I'm often startled by the different ways people remember things. Habitually I would stumble around the apartment looking for my keys or a book, only finding them by trial and error. But when Danny visits, he will invariably know where that item is, even a thing of insignificance to him. I wonder whether he walks through my rooms and automatically sees them photographically in his recollection. Lately I have started the habit of always keeping my wallet and keys in one place with the Rolaids and Certs and Tic-Tacs. My notebook and fountain pen are there, too. Everything else is finding places since I recently reordered my living world: the baking soda, the three-hole punch that was lost for six months, my art papers, my favourite cock ring.

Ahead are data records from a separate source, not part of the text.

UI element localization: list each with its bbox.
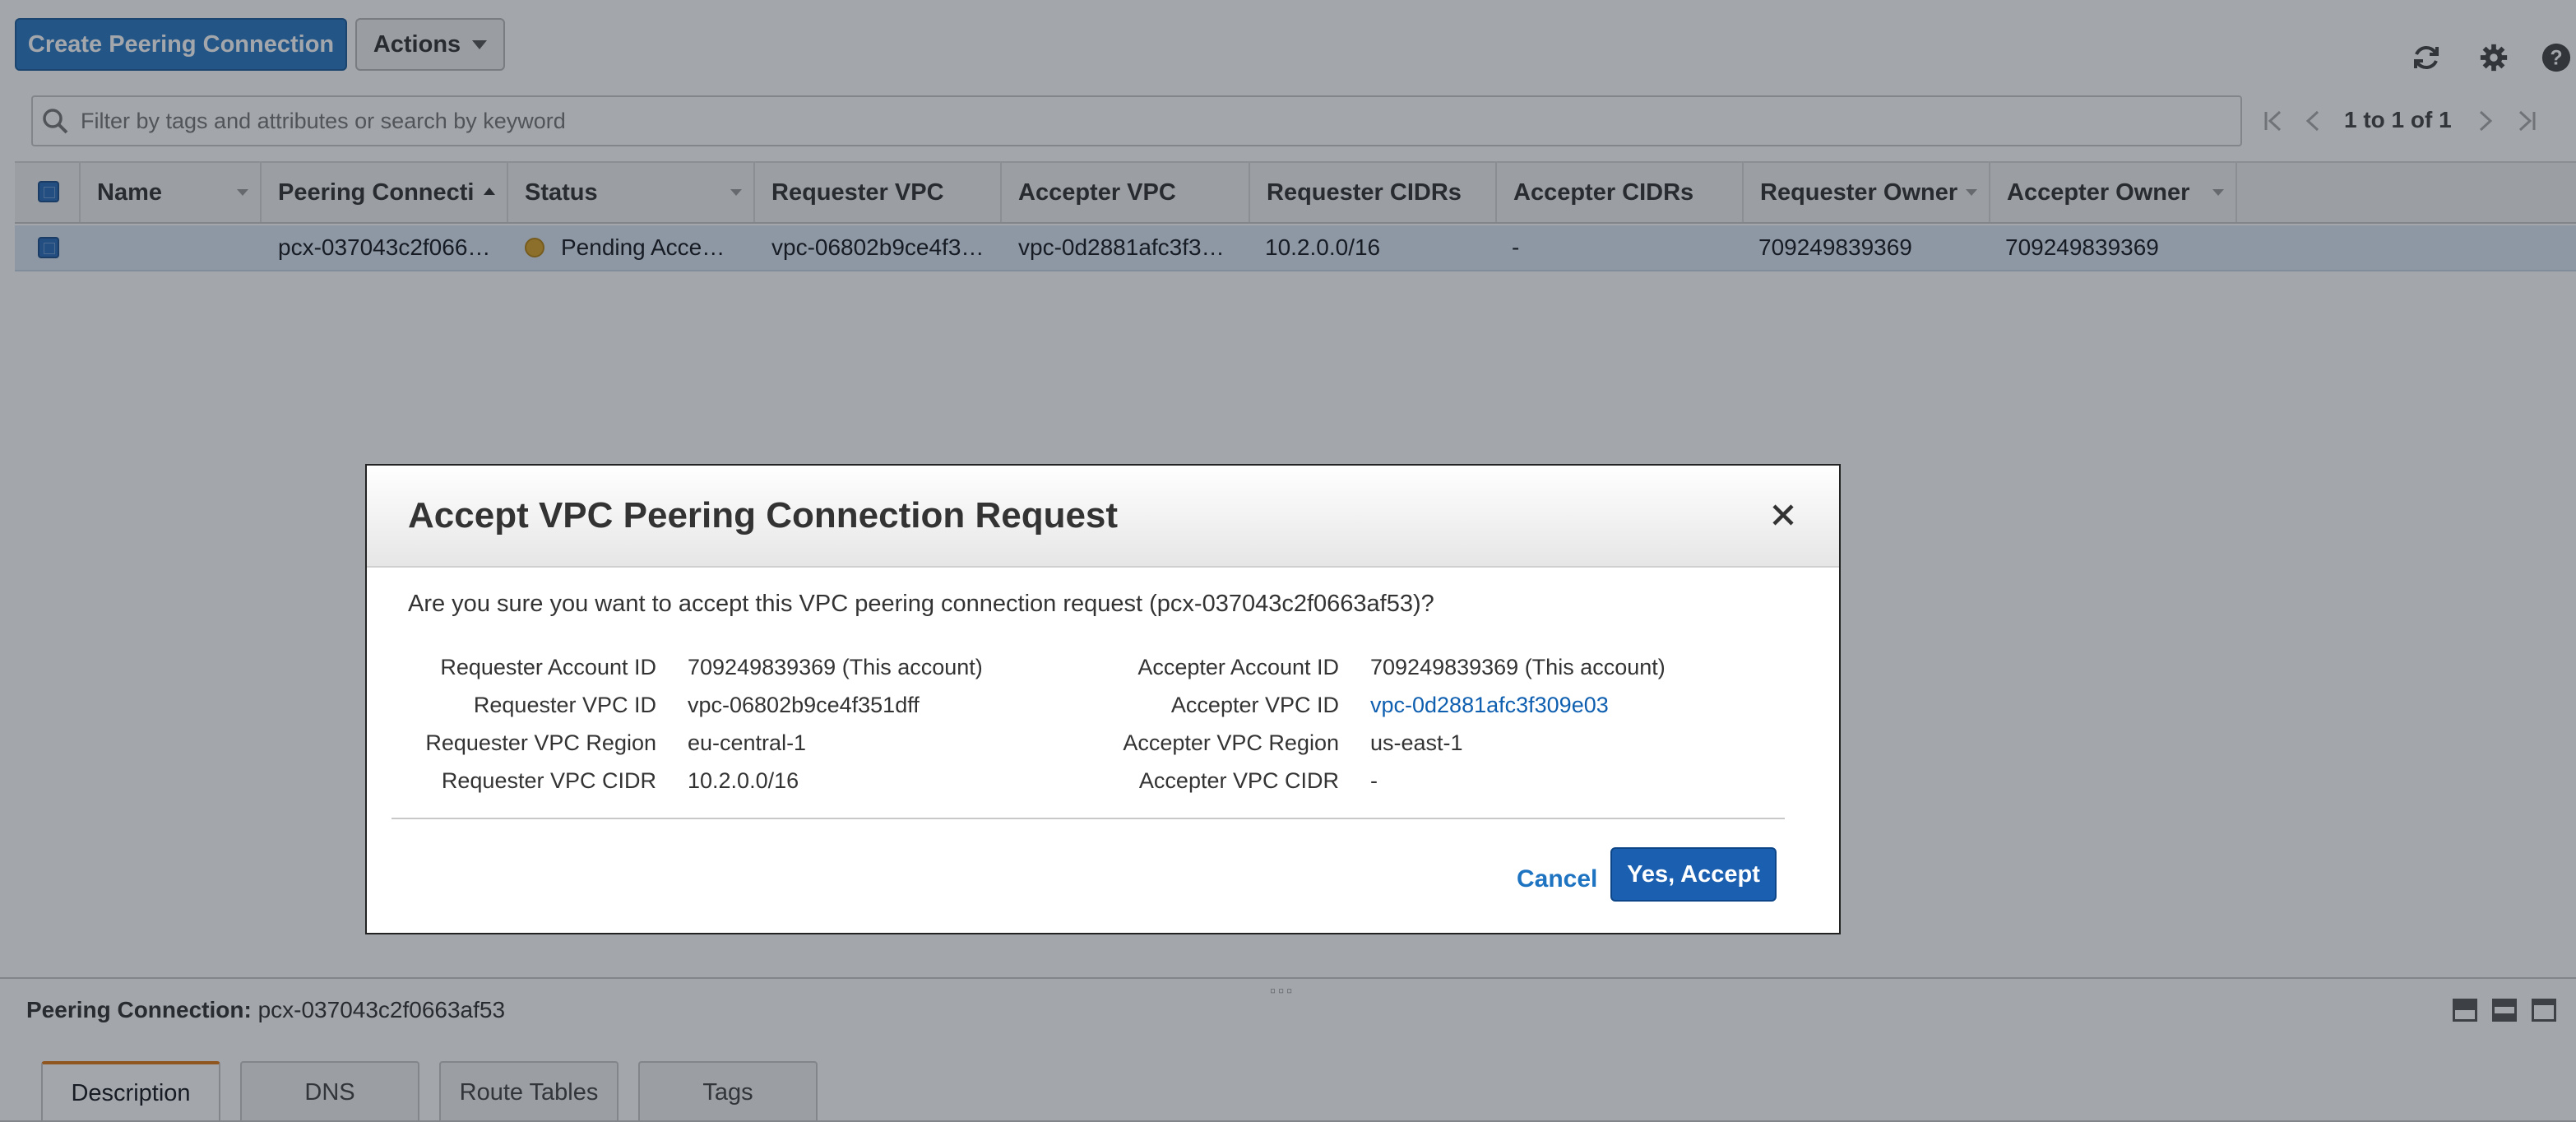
- dialog-header: Accept VPC Peering Connection Request: [367, 466, 1839, 568]
- requester-account-id-value: 709249839369 (This account): [688, 655, 983, 679]
- accepter-account-id-value: 709249839369 (This account): [1370, 655, 1666, 679]
- close-icon[interactable]: [1767, 498, 1800, 531]
- accepter-vpc-cidr-value: -: [1370, 768, 1378, 793]
- dialog-title: Accept VPC Peering Connection Request: [408, 495, 1119, 536]
- requester-vpc-id-value: vpc-06802b9ce4f351dff: [688, 693, 920, 717]
- yes-accept-button[interactable]: Yes, Accept: [1610, 847, 1777, 902]
- cancel-button[interactable]: Cancel: [1517, 865, 1597, 893]
- accepter-vpc-region-label: Accepter VPC Region: [1123, 730, 1339, 755]
- accepter-vpc-region-value: us-east-1: [1370, 730, 1463, 755]
- requester-vpc-cidr-value: 10.2.0.0/16: [688, 768, 799, 793]
- accepter-vpc-cidr-label: Accepter VPC CIDR: [1138, 768, 1339, 793]
- requester-vpc-region-value: eu-central-1: [688, 730, 807, 755]
- requester-vpc-id-label: Requester VPC ID: [473, 693, 656, 717]
- accept-peering-dialog: Accept VPC Peering Connection Request Ar…: [365, 464, 1841, 934]
- accepter-vpc-id-link[interactable]: vpc-0d2881afc3f309e03: [1370, 693, 1609, 718]
- accepter-vpc-id-label: Accepter VPC ID: [1170, 693, 1339, 717]
- requester-vpc-cidr-label: Requester VPC CIDR: [441, 768, 656, 793]
- dialog-separator: [391, 818, 1785, 819]
- accepter-account-id-label: Accepter Account ID: [1137, 655, 1339, 679]
- requester-vpc-region-label: Requester VPC Region: [425, 730, 656, 755]
- dialog-question: Are you sure you want to accept this VPC…: [408, 591, 1434, 617]
- requester-account-id-label: Requester Account ID: [440, 655, 656, 679]
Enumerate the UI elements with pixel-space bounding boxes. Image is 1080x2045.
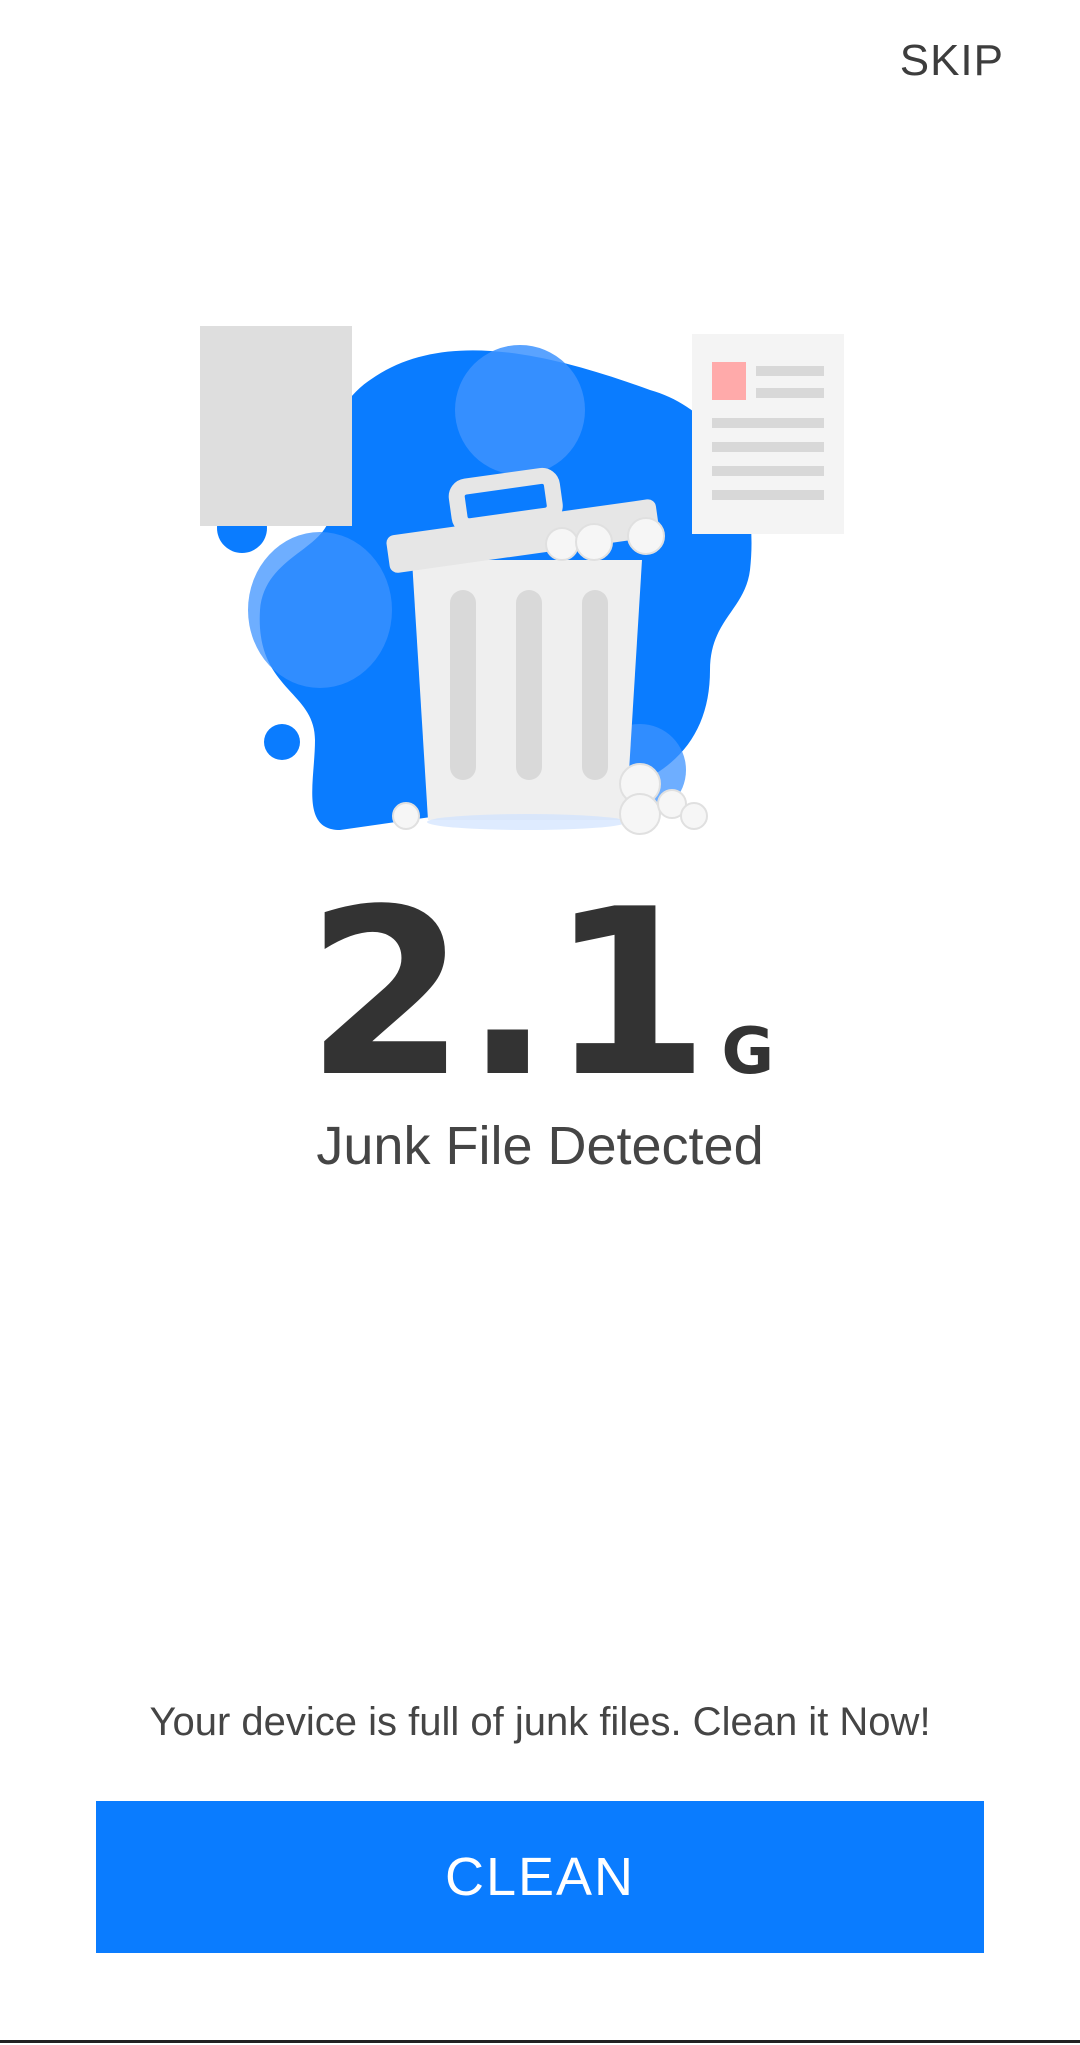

The problem with needing one's world so orderly is that when something fails to turn up in the correct place, when it can't be seen among so many clear surfaces, it might as well be lost.

The same way, parts of my life are irretrievable. Episodes of depression have that effect. Maybe that's why I write so fanatically, to get it all down so I can remind myself that this single day held something meaningful. That I bent over and put my nose to the heart of a fading yellow rose.




I'm experimenting with an art journal. I filled these pages last night. The design at left was copied from one half of the cover of the ceiling light in my office. It's for the ED weekly challenge to draw a lamp.